I did test with some permanent magnets and found the plate will hold quite well, so that is the plan of attack. I will buy a magnet with a hole that can be mounted to my angle bracket that is already fit into the enclosure. While I am waiting for that piece, I can finish installing the circuit boards with the LEDs.

I thought of a way to minimize the flare of light that comes through the black background of the plexiglass - I will use a tube inserted over each LED to block any sideways emissions. When that is complete, there is some small fastening tasks then I can close up the enclosure.


7D01 Logic Analyzer repair

I replaced the switch and put the unit back together - dozens of cables to connect and now ready for a quick test. I did confirm that the switch works, although with a bit of wiggle it can be made to fail but that is easily corrected by touching the switch again.,

The unit still has the other problems - does not record the second set of eight signals when in 16 channel recording mode and the readout information is missing at the top and statically 11111111 at the bottom., Since the static data at the bottom is also eight bits long when the machine should be in 16 bit mode, there may be a common fault that causes both symptoms.

7D15 Counter/timer/frequency measuring plug-in

I repaired the bad capacitor and put the unit into my scope, It appears to be working properly, although the "Source B" button sticks in a bit probably due to accumulated crud. I did some quick tests with the stopwatch and event counter functions, but will need to read the manual and understand the controls before I put it through all its paces.


I am converting various listings of bootable card decks into punched cards to make use of the system in a native way, whereas up to now I have used an FPGA utility to preload the memory with code each time I power up. Ultimately, a small boot deck will fetch the Disk Monitor System from disk, the most common way that 1130 systems were started, but I have quite a bit of work before I have the RK05 disk drives working as emulated IBM 2310 disk drives.

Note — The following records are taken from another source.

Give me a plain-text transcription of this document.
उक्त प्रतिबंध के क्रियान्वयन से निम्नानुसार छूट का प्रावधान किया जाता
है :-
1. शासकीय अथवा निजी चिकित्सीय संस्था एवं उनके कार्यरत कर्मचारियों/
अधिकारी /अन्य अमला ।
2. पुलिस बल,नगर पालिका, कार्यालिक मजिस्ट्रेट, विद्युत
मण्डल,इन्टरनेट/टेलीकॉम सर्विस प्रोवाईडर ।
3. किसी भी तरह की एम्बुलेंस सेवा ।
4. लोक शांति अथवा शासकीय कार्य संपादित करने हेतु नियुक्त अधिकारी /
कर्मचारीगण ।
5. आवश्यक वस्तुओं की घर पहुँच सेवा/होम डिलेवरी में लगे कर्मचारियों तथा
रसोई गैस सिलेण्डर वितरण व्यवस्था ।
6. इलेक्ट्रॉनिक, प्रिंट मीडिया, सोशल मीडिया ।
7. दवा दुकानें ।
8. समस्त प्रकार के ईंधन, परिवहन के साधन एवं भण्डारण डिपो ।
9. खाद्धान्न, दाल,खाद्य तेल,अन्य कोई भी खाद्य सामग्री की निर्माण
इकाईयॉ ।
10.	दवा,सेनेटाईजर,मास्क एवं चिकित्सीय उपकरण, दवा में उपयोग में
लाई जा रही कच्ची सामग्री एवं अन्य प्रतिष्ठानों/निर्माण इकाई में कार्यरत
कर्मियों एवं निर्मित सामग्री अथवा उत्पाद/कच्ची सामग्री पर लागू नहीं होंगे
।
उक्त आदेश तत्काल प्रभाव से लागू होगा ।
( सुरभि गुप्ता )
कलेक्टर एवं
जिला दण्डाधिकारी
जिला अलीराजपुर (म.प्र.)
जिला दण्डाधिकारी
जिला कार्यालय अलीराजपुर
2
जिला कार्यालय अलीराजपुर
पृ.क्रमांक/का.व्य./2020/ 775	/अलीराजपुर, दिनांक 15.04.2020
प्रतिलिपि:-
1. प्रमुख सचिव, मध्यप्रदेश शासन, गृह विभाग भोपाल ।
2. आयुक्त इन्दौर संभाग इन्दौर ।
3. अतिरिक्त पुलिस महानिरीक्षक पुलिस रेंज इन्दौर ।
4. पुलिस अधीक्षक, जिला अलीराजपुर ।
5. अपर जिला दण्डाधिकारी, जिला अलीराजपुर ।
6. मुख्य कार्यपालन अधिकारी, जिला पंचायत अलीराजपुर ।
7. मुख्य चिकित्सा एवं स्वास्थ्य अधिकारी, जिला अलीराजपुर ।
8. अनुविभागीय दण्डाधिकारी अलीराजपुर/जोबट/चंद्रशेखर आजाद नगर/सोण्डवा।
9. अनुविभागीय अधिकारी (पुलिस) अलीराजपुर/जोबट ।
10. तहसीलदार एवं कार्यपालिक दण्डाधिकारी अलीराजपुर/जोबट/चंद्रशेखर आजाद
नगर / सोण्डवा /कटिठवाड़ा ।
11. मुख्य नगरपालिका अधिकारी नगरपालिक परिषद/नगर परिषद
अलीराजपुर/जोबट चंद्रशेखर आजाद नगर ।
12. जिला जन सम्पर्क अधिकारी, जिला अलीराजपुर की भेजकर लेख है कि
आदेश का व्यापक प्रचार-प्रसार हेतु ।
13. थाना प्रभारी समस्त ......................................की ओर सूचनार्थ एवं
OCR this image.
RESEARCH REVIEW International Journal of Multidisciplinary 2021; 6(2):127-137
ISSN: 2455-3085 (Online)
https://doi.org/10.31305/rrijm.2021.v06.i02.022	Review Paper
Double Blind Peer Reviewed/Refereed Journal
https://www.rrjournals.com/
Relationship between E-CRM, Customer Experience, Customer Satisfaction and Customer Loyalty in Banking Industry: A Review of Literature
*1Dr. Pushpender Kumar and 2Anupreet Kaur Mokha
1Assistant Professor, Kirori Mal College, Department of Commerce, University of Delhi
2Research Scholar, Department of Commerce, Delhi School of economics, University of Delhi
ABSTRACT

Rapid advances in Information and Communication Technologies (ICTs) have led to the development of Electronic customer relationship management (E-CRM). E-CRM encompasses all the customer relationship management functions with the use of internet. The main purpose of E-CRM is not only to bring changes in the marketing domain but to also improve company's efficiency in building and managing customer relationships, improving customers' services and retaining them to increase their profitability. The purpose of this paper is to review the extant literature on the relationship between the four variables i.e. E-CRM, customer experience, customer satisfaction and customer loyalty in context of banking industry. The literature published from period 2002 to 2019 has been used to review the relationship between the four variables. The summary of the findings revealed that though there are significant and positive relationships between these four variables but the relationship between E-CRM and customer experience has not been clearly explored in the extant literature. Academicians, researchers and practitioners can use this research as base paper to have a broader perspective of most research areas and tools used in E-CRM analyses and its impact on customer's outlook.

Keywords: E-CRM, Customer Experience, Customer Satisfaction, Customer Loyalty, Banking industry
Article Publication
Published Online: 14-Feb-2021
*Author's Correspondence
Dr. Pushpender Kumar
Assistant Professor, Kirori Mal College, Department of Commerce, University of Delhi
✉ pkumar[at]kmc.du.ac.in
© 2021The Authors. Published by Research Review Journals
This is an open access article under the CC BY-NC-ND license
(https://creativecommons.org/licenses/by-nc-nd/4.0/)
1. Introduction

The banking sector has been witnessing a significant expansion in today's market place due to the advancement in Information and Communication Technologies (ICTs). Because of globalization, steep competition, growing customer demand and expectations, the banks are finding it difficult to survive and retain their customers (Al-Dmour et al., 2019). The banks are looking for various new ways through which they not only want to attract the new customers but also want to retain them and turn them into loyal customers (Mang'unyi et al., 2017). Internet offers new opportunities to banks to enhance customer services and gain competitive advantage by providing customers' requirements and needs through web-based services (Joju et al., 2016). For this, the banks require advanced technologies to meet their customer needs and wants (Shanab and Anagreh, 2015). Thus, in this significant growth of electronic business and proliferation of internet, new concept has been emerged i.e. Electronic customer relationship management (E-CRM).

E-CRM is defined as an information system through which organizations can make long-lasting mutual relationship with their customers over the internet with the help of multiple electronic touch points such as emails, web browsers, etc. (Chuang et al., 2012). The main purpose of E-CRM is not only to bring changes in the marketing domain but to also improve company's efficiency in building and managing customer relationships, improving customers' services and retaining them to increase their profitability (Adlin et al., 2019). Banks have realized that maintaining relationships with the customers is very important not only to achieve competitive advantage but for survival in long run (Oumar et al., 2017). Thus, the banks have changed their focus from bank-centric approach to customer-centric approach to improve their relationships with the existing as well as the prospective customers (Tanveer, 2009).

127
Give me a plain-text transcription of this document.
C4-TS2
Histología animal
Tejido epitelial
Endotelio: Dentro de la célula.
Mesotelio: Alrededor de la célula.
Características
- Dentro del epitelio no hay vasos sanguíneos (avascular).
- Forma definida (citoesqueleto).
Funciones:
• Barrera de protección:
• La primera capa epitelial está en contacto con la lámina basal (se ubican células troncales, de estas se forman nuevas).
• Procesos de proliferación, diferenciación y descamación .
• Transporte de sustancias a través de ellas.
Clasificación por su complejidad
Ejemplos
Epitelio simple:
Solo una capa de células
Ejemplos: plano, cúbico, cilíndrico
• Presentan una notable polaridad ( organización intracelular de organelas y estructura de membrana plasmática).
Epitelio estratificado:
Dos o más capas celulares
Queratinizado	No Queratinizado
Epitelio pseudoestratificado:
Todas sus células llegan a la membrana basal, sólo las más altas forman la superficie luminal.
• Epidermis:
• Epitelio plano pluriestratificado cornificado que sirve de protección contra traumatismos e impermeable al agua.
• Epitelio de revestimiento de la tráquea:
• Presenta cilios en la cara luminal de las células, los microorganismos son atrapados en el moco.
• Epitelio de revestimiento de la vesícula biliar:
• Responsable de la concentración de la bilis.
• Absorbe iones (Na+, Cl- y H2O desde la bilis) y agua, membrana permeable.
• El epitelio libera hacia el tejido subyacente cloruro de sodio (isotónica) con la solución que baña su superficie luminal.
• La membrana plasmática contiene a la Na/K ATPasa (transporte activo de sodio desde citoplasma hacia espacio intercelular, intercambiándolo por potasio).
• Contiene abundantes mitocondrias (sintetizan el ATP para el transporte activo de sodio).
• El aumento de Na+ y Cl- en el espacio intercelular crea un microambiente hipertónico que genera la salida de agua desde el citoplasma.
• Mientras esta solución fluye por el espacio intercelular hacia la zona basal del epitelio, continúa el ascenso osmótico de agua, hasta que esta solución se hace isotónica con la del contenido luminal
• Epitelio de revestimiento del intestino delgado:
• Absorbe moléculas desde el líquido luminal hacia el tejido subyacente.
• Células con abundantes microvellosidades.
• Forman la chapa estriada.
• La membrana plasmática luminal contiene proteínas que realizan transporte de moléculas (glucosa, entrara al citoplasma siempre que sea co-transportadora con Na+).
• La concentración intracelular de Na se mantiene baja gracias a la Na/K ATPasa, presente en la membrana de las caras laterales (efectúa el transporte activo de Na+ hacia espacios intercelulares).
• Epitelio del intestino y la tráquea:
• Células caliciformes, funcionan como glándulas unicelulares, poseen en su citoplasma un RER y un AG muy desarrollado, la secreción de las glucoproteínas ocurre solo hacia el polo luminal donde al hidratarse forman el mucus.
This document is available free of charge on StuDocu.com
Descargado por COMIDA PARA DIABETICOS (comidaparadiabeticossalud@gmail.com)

I punched a few of the one-card diagnostics, but these are very rudimentary and hardly worth running. I will punch up the diagnostics loader, which can load some great routines to help exercise the peripherals as well as the processor. I am using a hand operated keypunch, a Wright 2600, so this is a bit tedious starting with the conversion of a blurry listing into the plan for punching holes, then punching as many as 12 holes per column.